Chick-fil-a Customer Sues Over “Black” Chicken Nugget

( — Holland Hospitality, LLC, is being sued by 29-year-old Shi’terra Sharp after she became extremely ill after consuming food that she ordered from the Chik-Fil-A that they operate in Brooksville, Florida. She is seeking $50,000 for medical expenses as well as pain and suffering. She alleges that the damage, both physically and mentally, is ongoing and perhaps permanent.

Sharp says that the chicken nuggets she purchased from them on Jan. 8, 2020, were black inside and that she didn’t realize that until after she had already begun eating them. Sharp claims she went to the hospital after suffering from unrelenting nausea, vomiting, abdominal pain and cramping, and diarrhea. At the hospital, she was diagnosed with gastrointestinal illnesses. Sharp says she reached out to Chick-fil-A in 2020, right after the incident occurred, and that the restaurant was dismissive of her complaints that there was something wrong with the meat.

This is not the first time Chik-Fil-A has been embroiled in a lawsuit. The chain recently settled a lawsuit claiming they “secretly mark up food prices” on online orders to compensate for free or low-cost delivery charges. While they did not admit guilt in the case, they did agree to settle for $4.4 million. In 2017, Ellen Manfalouti sued a Chick-fil-A in Bucks County, Pennsylvania, after she allegedly discovered a baby rat baked into the bun of her chicken sandwich.

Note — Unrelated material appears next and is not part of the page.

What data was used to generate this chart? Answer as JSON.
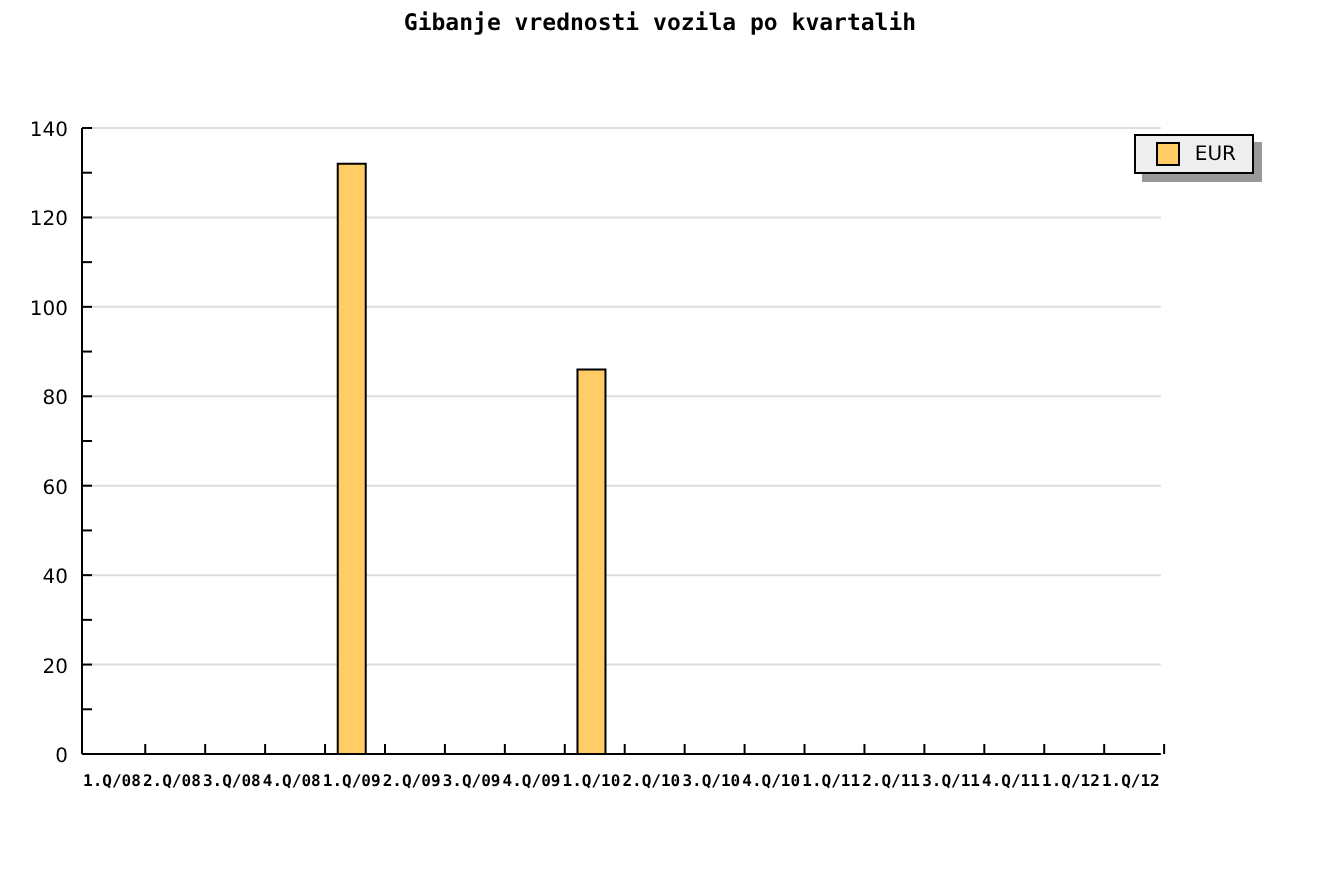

Of course, lawsuits against fast food chains and individual restaurants are not uncommon. The infamous case of Liebeck v. McDonald’s Restaurants is often cited as a case of frivolous litigation. This is the infamous “hot coffee” case. In fact, it was not frivolous. The jury found McDonald’s 80 percent liable for the incident, and Liebeck spent the rest of her days in considerable pain from the severe burns she suffered, with the money from her settlement paying for a live-in nurse. There have also been cases where the lawsuits were scams or hoaxes by people just looking to get a payout. In the case of Sharp v. Holland Hospitality, LLC, the outcome remains to be seen.